Nouveaux outils pour le Photo Book

L’avènement du numérique a profondément changé notre rapport à l’image et a modifié en particulier la manière dont nous visionnons nos photos. Les tirages ne sont font plus comme avant et le segment du marché des tirages photo s’essouffle. Le livre photo imprimé est-il le relais de croissance espéré capable de pallier la perte de revenu ? La réponse est affirmative selon la société marocaine Labo Azur qui a organisé le 17 et 18 août dernier à Casablanca des journées portes ouvertes pour découvrir des nouvelles machines et des logiciels destinés à la confection des livres photo (photo book).
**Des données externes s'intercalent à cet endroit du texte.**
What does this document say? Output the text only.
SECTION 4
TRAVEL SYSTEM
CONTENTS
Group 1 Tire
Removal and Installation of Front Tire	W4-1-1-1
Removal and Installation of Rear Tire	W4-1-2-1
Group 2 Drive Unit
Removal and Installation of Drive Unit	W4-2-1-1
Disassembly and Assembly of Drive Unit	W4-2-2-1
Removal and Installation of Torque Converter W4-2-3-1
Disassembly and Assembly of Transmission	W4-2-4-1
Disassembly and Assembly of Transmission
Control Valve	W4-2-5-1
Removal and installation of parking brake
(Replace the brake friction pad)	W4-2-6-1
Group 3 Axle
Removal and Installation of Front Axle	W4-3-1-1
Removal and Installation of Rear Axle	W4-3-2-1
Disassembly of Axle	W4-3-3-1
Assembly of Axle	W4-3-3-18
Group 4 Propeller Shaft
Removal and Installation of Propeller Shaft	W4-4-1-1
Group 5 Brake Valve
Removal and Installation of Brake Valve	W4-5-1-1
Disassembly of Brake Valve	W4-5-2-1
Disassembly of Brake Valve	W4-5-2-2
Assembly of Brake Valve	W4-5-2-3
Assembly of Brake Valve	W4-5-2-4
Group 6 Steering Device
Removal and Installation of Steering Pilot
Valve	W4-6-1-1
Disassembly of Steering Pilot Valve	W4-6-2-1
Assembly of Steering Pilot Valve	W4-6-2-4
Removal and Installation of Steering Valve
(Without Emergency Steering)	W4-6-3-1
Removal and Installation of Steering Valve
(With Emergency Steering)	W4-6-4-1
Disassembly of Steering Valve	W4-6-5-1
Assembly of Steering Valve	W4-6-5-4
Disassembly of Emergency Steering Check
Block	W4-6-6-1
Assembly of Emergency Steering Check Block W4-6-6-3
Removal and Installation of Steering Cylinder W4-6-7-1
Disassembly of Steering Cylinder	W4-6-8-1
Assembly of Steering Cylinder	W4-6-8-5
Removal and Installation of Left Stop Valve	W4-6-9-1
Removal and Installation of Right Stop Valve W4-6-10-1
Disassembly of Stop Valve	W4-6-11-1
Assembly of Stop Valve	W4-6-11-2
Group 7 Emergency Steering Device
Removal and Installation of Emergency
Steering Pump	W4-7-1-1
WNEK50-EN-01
Une solution alternative à l’album traditionnel qui ouvre de nouveaux horizons créatifs dans la présentation de nos plus beaux souvenirs.
Représentant de Kodak Alaris au Maroc, Labo Azur a présenté à ses invités des outils très pratiques pour les propriétaires des laboratoires photo afin de diversifier leurs activités et pouvoir surmonter la chute des chiffres d’affaires engendrée par la baisse des tirages classiques.
Les invités présents à ces journées ont d’abord pris connaissance des nouvelles stratégies de Kodak Alaris dans le domaine de l’innovation et du marketing présentées par M Kamal Kadiri. Ce dernier a tenu à préciser que la société investi énormément dans l’innovation pour offrir des nouvelles solutions qui suivent l’évolution des exigences des clients. Et comme le smartphone est devenu un outil à multiples usages et constamment entre nos mains (on le vérifie 150 fois par jour en moyenne), M. Kadiri a tenu à souligner que Kodak Alaris propose des solutions pour faciliter l’accès du client au tirage des photos soit par l’intermédiaire des tirages en lignes ou par des kiosques ou par des applications spécifiques installées sur le mobile (Kodak Moments comme exemple).
M. Marco Tommaro, représentant de la société italienne “ien industrie”, a démontré que la présentation d’un photobook est une chose très importante qu’il ne faut pas négliger et qui nécessite des outils de pointe bien adaptés telle la machine que propose sa société spécialisée dans les photobooks. Une machine qui assure une excellente reliure et un collage des photos sous pression à une température bien contrôlée afin d’éviter les éventuels gondolages.
Pour sa part, M. Ashish Shah, représentant de la société américaine DgFlick spécialisée dans le développement des logiciels photos, a présenté aux invités de Labo Azur un panels de logiciels très pratiques pour le réalisations des photo book en diverses versions (manuel, auto, express, perfect,…) ainsi que d’autres applications concernant l’animation des photo sous forme de vidéo.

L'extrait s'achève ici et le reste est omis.